Villa modesta is a species of fly in the family Bombyliidae. The larvae may feed on larvae of Lepidoptera.

==Distribution==
Villa modesta can be found in June to September in coastal dune areas throughout mainland Europe, in Britain and to the north in Norway.

==Description==
Villa modesta is a fairly large fly, the body length is 10–14 mm. The body is brown. The female has pale bands on tergites 2,3 and 4. The male does not have bands but has tufts of hair at the end of the abdomen and at the base of the wings. The wings are transparent with a narrow brown front margin.Seguy (1927) provides a key to most European Bombyliidae

==Behaviour==
Like many other bombyliids, the eggs are flicked by the adult females toward dark holes. The females may be found hovering near a dark hole in the sand shooting eggs. An animation, 6 times retarded, is given here.

Villa modesta shooting an egg into a hole

 Every now and then the females are rubbing the abdomen in the sand in a small circular movement. Sand is necessary to make the eggs less tacky. To this end the females do have a sand chamber. An animation is given here.
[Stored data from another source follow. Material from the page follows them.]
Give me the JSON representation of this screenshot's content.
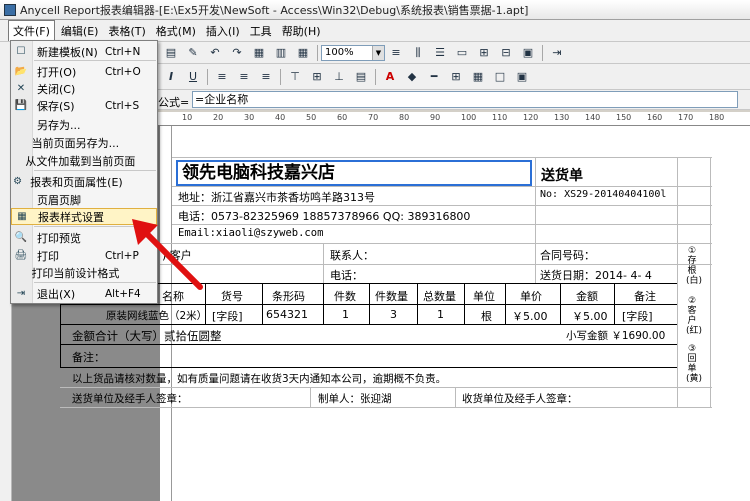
{
  "window": {
    "title": "Anycell Report报表编辑器-[E:\\Ex5开发\\NewSoft - Access\\Win32\\Debug\\系统报表\\销售票据-1.apt]"
  },
  "menubar": {
    "items": [
      "文件(F)",
      "编辑(E)",
      "表格(T)",
      "格式(M)",
      "插入(I)",
      "工具",
      "帮助(H)"
    ]
  },
  "toolbar": {
    "zoom": "100%"
  },
  "formula": {
    "label": "公式=",
    "value": "=企业名称"
  },
  "ruler": {
    "marks": [
      "10",
      "20",
      "30",
      "40",
      "50",
      "60",
      "70",
      "80",
      "90",
      "100",
      "110",
      "120",
      "130",
      "140",
      "150",
      "160",
      "170",
      "180"
    ]
  },
  "file_menu": {
    "items": [
      {
        "label": "新建模板(N)",
        "shortcut": "Ctrl+N"
      },
      {
        "label": "打开(O)",
        "shortcut": "Ctrl+O"
      },
      {
        "label": "关闭(C)",
        "shortcut": ""
      },
      {
        "label": "保存(S)",
        "shortcut": "Ctrl+S"
      },
      {
        "label": "另存为...",
        "shortcut": ""
      },
      {
        "label": "当前页面另存为...",
        "shortcut": ""
      },
      {
        "label": "从文件加载到当前页面",
        "shortcut": ""
      },
      {
        "label": "报表和页面属性(E)",
        "shortcut": ""
      },
      {
        "label": "页眉页脚",
        "shortcut": ""
      },
      {
        "label": "报表样式设置",
        "shortcut": ""
      },
      {
        "label": "打印预览",
        "shortcut": ""
      },
      {
        "label": "打印",
        "shortcut": "Ctrl+P"
      },
      {
        "label": "打印当前设计格式",
        "shortcut": ""
      },
      {
        "label": "退出(X)",
        "shortcut": "Alt+F4"
      }
    ]
  },
  "report": {
    "company": "领先电脑科技嘉兴店",
    "doc_title": "送货单",
    "doc_no": "No: XS29-20140404100l",
    "address": "地址：浙江省嘉兴市茶香坊鸣羊路313号",
    "phone": "电话：0573-82325969 18857378966 QQ: 389316800",
    "email": "Email:xiaoli@szyweb.com",
    "customer": ") 客户",
    "contact": "联系人：",
    "tel": "电话：",
    "contract_no": "合同号码：",
    "delivery_date": "送货日期：2014- 4- 4",
    "headers": [
      "名称",
      "货号",
      "条形码",
      "件数",
      "件数量",
      "总数量",
      "单位",
      "单价",
      "金额",
      "备注"
    ],
    "row": [
      "原装网线蓝色（2米）",
      "[字段]",
      "654321",
      "1",
      "3",
      "1",
      "根",
      "￥5.00",
      "￥5.00",
      "[字段]"
    ],
    "total_words": "金额合计（大写）贰拾伍圆整",
    "total_small": "小写金额 ￥1690.00",
    "remark": "备注：",
    "notice": "以上货品请核对数量，如有质量问题请在收货3天内通知本公司，逾期概不负责。",
    "sign_sender": "送货单位及经手人签章：",
    "sign_maker": "制单人：张迎湖",
    "sign_receiver": "收货单位及经手人签章：",
    "side1": "①存根(白)",
    "side2": "②客户(红)",
    "side3": "③回单(黄)"
  }
}
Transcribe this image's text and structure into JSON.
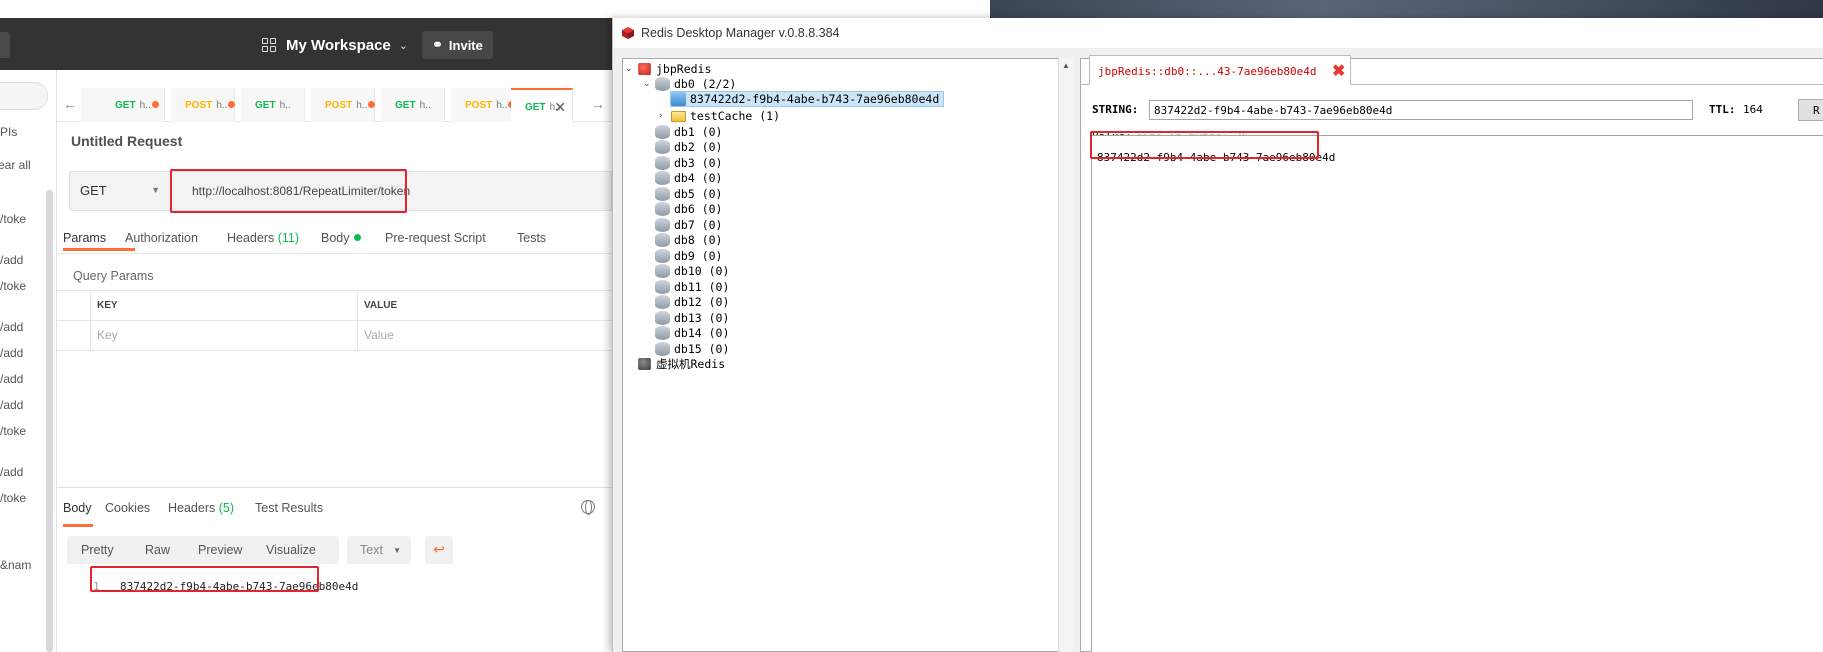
{
  "postman": {
    "workspace_label": "My Workspace",
    "invite_label": "Invite",
    "sidebar": {
      "items": [
        "PIs",
        "ear all",
        "/toke",
        "/add",
        "/toke",
        "/add",
        "/add",
        "/add",
        "/add",
        "/toke",
        "/add",
        "/toke",
        "&nam"
      ]
    },
    "tabs": [
      {
        "method": "GET",
        "name": "h..",
        "dirty": true
      },
      {
        "method": "POST",
        "name": "h..",
        "dirty": true
      },
      {
        "method": "GET",
        "name": "h..",
        "dirty": false
      },
      {
        "method": "POST",
        "name": "h..",
        "dirty": true
      },
      {
        "method": "GET",
        "name": "h..",
        "dirty": false
      },
      {
        "method": "POST",
        "name": "h..",
        "dirty": true
      },
      {
        "method": "GET",
        "name": "h..",
        "dirty": false
      }
    ],
    "request_title": "Untitled Request",
    "method": "GET",
    "url": "http://localhost:8081/RepeatLimiter/token",
    "request_tabs": {
      "params": "Params",
      "authorization": "Authorization",
      "headers": "Headers",
      "headers_count": "(11)",
      "body": "Body",
      "prerequest": "Pre-request Script",
      "tests": "Tests"
    },
    "query_params_label": "Query Params",
    "table": {
      "key_header": "KEY",
      "value_header": "VALUE",
      "key_placeholder": "Key",
      "value_placeholder": "Value"
    },
    "response_tabs": {
      "body": "Body",
      "cookies": "Cookies",
      "headers": "Headers",
      "headers_count": "(5)",
      "test_results": "Test Results"
    },
    "format_options": [
      "Pretty",
      "Raw",
      "Preview",
      "Visualize"
    ],
    "text_select": "Text",
    "response_line_number": "1",
    "response_body": "837422d2-f9b4-4abe-b743-7ae96eb80e4d"
  },
  "rdm": {
    "window_title": "Redis Desktop Manager v.0.8.8.384",
    "tree": {
      "server": "jbpRedis",
      "db0": "db0  (2/2)",
      "selected_key": "837422d2-f9b4-4abe-b743-7ae96eb80e4d",
      "folder": "testCache (1)",
      "databases": [
        "db1 (0)",
        "db2 (0)",
        "db3 (0)",
        "db4 (0)",
        "db5 (0)",
        "db6 (0)",
        "db7 (0)",
        "db8 (0)",
        "db9 (0)",
        "db10 (0)",
        "db11 (0)",
        "db12 (0)",
        "db13 (0)",
        "db14 (0)",
        "db15 (0)"
      ],
      "server2": "虚拟机Redis"
    },
    "detail": {
      "tab_title": "jbpRedis::db0::...43-7ae96eb80e4d",
      "key_type": "STRING:",
      "key_name": "837422d2-f9b4-4abe-b743-7ae96eb80e4d",
      "ttl_label": "TTL:",
      "ttl_value": "164",
      "rename_label": "R",
      "value_label": "Value:",
      "value_size": "size in bytes: 36",
      "value": "837422d2-f9b4-4abe-b743-7ae96eb80e4d"
    }
  },
  "colors": {
    "postman_orange": "#ff6c37",
    "get_green": "#0cbb52",
    "post_yellow": "#ffb400",
    "highlight_red": "#e4242c",
    "rdm_tab_red": "#d00000"
  }
}
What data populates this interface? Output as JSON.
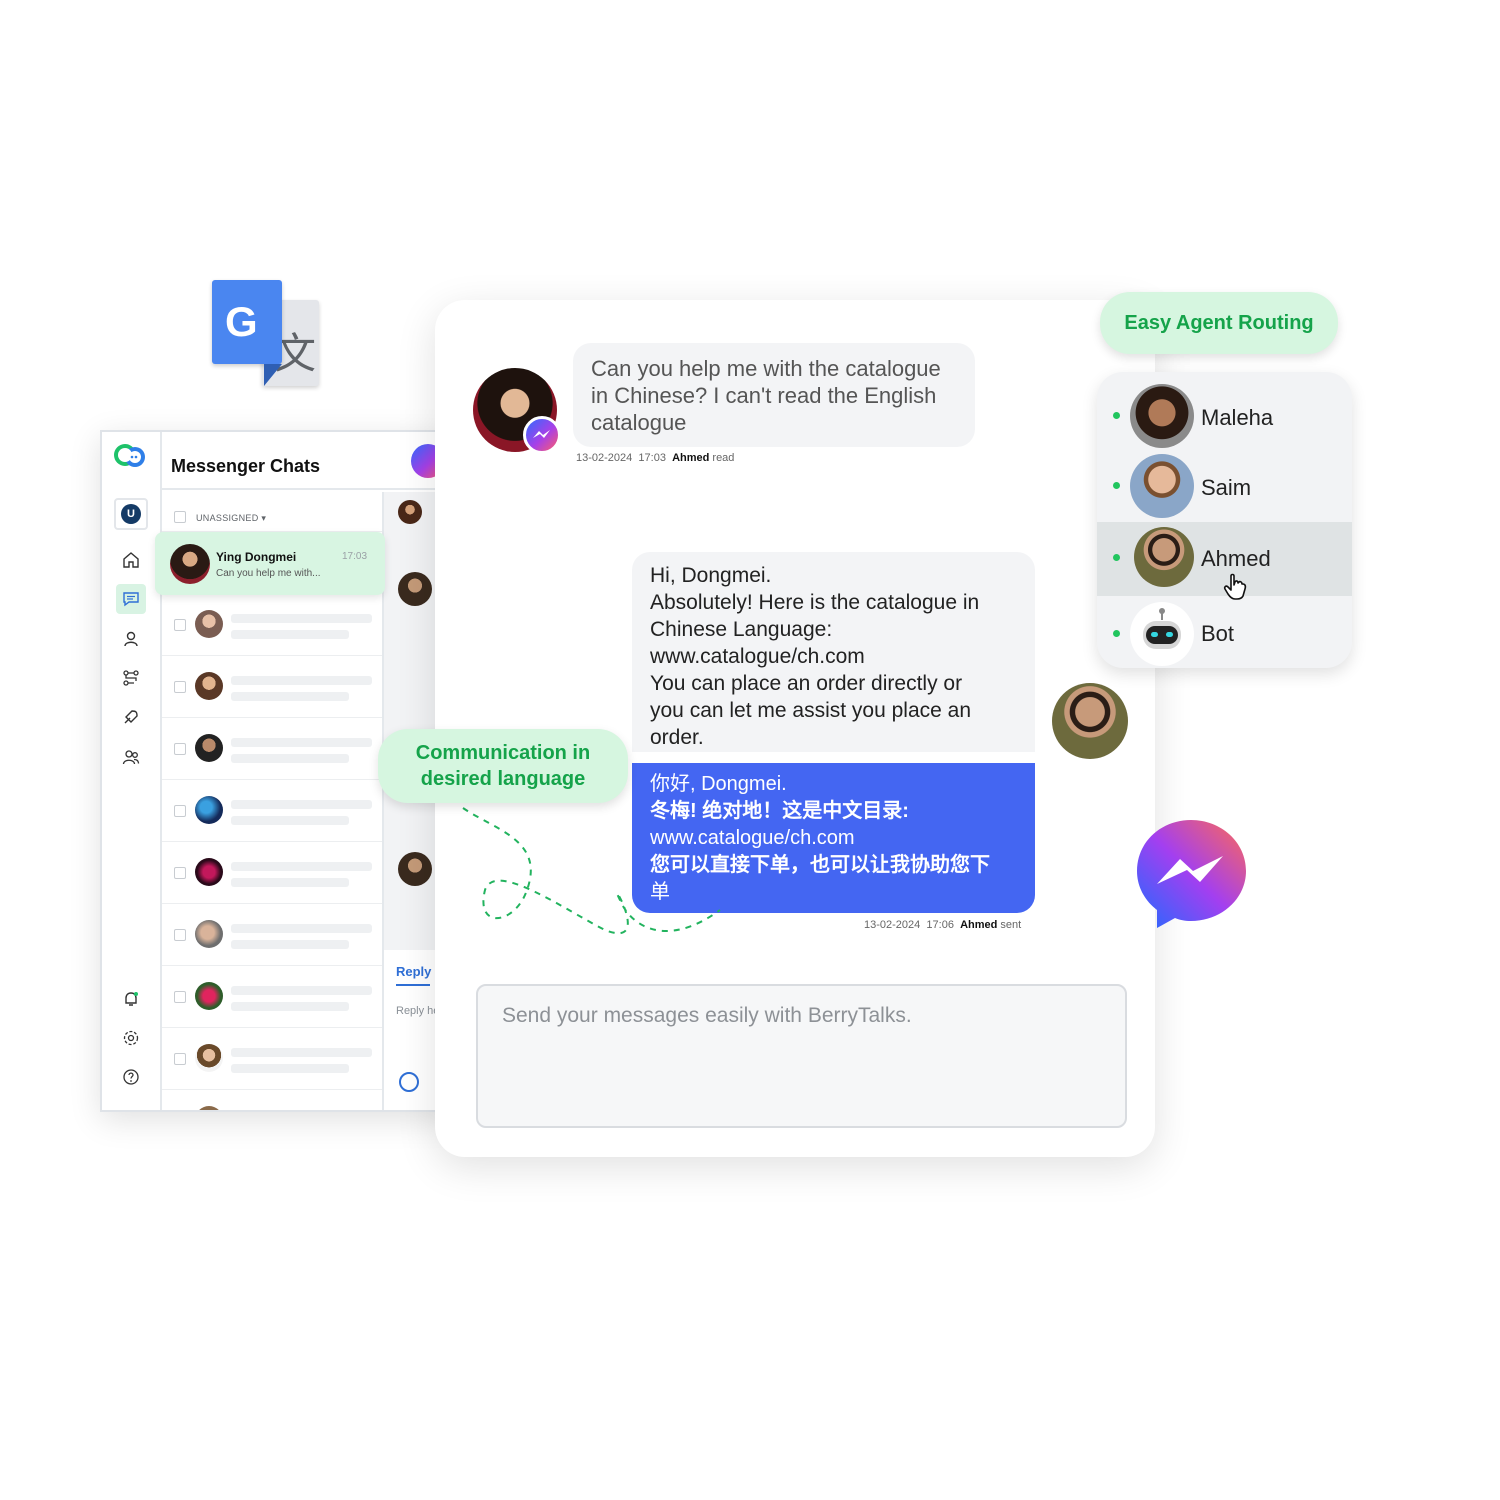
{
  "app": {
    "title": "Messenger Chats",
    "user_initial": "U",
    "filter_label": "UNASSIGNED",
    "selected_chat": {
      "name": "Ying Dongmei",
      "preview": "Can you help me with...",
      "time": "17:03"
    },
    "reply_tab": "Reply",
    "reply_placeholder": "Reply here"
  },
  "chat": {
    "incoming_message": "Can you help me with the catalogue in Chinese? I can't read the English catalogue",
    "incoming_meta": {
      "date": "13-02-2024",
      "time": "17:03",
      "agent": "Ahmed",
      "status": "read"
    },
    "outgoing_lines": [
      "Hi, Dongmei.",
      "Absolutely! Here is the catalogue in",
      "Chinese Language:",
      "www.catalogue/ch.com",
      "You can place an order directly or",
      "you can let me assist you place an",
      "order."
    ],
    "translated_lines": [
      "你好, Dongmei.",
      "冬梅! 绝对地！这是中文目录:",
      "www.catalogue/ch.com",
      "您可以直接下单，也可以让我协助您下",
      "单"
    ],
    "outgoing_meta": {
      "date": "13-02-2024",
      "time": "17:06",
      "agent": "Ahmed",
      "status": "sent"
    },
    "composer_placeholder": "Send your messages easily with BerryTalks."
  },
  "callouts": {
    "routing": "Easy Agent Routing",
    "language_line1": "Communication in",
    "language_line2": "desired language"
  },
  "agents": [
    {
      "name": "Maleha",
      "status": "online"
    },
    {
      "name": "Saim",
      "status": "online"
    },
    {
      "name": "Ahmed",
      "status": "online",
      "highlighted": true
    },
    {
      "name": "Bot",
      "status": "online"
    }
  ],
  "colors": {
    "accent_green": "#15a34a",
    "pill_bg": "#d6f6e0",
    "translated_bubble": "#4466f2",
    "online_dot": "#22c55e"
  },
  "icons": [
    "google-translate-icon",
    "messenger-icon",
    "home-icon",
    "chat-icon",
    "contact-icon",
    "routing-icon",
    "rocket-icon",
    "team-icon",
    "bell-icon",
    "settings-icon",
    "help-icon",
    "cursor-hand-icon",
    "bot-icon"
  ]
}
Villa modesta female filling the sand chamber

==Courtship==
The males have a choice between two strategies to gain access to a female. The males may search through the vegetation for females. When a female has been found the male will go into a hovering state near the female as given in this animation.

Villa modesta courtship. Female is present in the lower right.

 The males may also choose a sit and wait strategy, sitting in the sand and chasing after passing females.